Triggers for single repositories:
This first step aims to capture individual micro-frontend repository shifts and trigger those for subsequent use by server-less components.
Developers use Github to push changes to their micro-frontend, though the same can be done with other well-known version control source platforms such as BitBucket. Modifications are managed by a Lambda function subjected as Restful API via an ApiGateway via a Github webhook. The primary goal of Lambda is to link micro-frontend code changes to their destination pipeline.
Pipeline for deployment:
The second step’s goal is to ensure that modifications to individual micro-frontend repo trigger individual code pipelines. This promotes team independence because if only one micro-frontend is modified, we want to trigger the latter’s related pipeline, not all of them.
An AWS Code Pipeline is launched once a code modification is associated. This consists of four major steps:
- The Code Pipeline, on its own, appears to be able to handle the GitHub connection and retrieves the GitHub source code.
- The Code Build creates a build artefact from the receiving source code. Because micro-frontends are JavaScript-based, yarn will be used to construct them together into a set of bundles used in the next step.
- Deploy the code. This step deploys the packaged files created in the previous steps to a single Simple Storage Service (S3). Each micro-frontend would be saved in its own “folder” (or key) so that it can be deployed independently.
- Invalidation of the Code Build Cache. The final step is another Code Build step that ensures the CloudFront cache is invalidated each time we post and deploy new artefacts to S3.
Infrastructure for hosting:
Lastly, basic AWS resources must be provisioned. The main objective of this final step is to ensure that this occurs using a scalable, simple yet savvy, and credible architecture.
Given that the micro-frontends are customer-facing optimized applications, end-users might access online applications via a CloudFront distribution protected by WAF. CloudFront makes a connection to the private S3 bucket using an OAI identity, ensuring that data would be only available publicly through the CDN and just not straightforwardly from the bucket. CloudFront employs a Lambda@Edge function to ensure proper dispatching from a single bucket to multiple origins.
CDK- To rule over all of them:
The above will then be provisioned using a CDK application that includes a single stack.
The micro-frontends stack consists of three constructs that provide the foundational AWS resources being used attend the app as well as all deployment-related resources such as CodePipelines, an S3 bucket, a Lambda@Edge function, a CloudFront distribution, and various IAM policies, roles, and OAI to support proper privacy and security when connecting to GitHub.
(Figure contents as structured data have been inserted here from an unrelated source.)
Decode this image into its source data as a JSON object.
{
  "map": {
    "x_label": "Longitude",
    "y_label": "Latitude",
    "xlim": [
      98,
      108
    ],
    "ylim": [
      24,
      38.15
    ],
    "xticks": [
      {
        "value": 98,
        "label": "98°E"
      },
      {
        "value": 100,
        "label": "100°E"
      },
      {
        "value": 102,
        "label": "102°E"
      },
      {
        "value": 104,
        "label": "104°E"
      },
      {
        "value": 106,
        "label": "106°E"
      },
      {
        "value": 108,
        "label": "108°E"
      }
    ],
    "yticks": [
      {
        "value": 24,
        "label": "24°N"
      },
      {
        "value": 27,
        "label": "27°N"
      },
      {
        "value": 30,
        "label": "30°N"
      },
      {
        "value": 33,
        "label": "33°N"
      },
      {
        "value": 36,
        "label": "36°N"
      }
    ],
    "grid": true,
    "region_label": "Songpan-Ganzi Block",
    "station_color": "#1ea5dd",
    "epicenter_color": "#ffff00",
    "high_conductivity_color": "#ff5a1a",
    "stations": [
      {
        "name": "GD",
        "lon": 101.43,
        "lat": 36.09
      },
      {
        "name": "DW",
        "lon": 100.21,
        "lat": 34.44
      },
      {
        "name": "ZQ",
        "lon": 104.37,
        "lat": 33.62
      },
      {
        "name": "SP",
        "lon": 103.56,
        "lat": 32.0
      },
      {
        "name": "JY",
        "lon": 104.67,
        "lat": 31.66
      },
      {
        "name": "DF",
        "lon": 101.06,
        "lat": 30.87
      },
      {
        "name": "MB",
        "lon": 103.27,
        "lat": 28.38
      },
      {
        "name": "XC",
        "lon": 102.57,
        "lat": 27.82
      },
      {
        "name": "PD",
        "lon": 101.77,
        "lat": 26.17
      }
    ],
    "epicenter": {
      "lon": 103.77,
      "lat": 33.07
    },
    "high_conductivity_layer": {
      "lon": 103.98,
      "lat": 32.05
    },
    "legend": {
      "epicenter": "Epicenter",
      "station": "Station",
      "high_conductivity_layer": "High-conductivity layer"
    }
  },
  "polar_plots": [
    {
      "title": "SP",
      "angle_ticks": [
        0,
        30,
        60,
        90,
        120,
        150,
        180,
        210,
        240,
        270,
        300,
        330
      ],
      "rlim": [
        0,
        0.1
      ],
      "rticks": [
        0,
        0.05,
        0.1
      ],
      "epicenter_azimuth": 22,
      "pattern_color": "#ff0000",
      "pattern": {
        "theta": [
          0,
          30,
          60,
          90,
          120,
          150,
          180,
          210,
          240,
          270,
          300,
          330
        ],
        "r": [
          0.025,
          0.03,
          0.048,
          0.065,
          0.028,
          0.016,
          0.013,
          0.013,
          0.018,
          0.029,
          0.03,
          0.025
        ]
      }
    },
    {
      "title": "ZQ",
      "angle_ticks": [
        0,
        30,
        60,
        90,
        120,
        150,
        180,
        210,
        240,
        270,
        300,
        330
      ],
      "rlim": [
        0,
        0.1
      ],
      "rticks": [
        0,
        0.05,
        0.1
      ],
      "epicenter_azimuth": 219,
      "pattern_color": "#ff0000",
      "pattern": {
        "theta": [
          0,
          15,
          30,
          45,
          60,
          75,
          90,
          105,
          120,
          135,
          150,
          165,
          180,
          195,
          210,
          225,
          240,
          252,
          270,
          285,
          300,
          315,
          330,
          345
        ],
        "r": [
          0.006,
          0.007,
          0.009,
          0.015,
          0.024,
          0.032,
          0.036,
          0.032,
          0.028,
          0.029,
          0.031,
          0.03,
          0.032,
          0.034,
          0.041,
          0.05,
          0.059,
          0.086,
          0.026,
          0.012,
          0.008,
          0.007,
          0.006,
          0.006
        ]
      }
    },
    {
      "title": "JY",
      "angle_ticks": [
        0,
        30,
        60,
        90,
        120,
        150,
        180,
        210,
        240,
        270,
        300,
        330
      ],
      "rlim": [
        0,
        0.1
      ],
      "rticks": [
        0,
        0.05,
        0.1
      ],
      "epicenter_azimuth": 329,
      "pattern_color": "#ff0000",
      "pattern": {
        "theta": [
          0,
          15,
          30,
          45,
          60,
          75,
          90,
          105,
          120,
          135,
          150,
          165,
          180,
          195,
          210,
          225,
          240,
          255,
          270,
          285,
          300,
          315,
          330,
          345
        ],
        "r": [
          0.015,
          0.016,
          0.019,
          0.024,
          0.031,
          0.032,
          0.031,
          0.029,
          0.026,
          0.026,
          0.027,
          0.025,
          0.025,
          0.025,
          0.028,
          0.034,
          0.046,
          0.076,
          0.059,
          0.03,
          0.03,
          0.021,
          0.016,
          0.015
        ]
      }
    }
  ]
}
A further underlying stack is generated once provisioning the Lambda@Edge feature via the CDK Experimental CloudFront API, as it is required to implement the Lambda@Edge on a specific AWS region once deploying your architecture to a region other than us-east-1.
Conclusion:
We went over a CDK stack capable of provisioning an entire AWS architecture for mono-repo client-side micro-frontends. You could get a production-ready environment that is ready to scale within a couple of minutes and adheres to architectural guiding principles and cornerstones by using a set of constructs. As there is a lot to cover, you can learn more about a high-level overview of a serverless AWS architecture for hosting and deploying mono-repo micro-frontends using the Module Federation Webpack plugin.
Author Bio:
My name is Korra Shailaja working as a content contributor at MindMajix. I’m a tech enthusiast and have a great understanding of today’s technology. I am an expert in writing content on demanding technologies such as Salesforce tutorial, Cybersecurity tutorial, Software Testing, QA, Data analytics, Project Management, ERP tools, etc.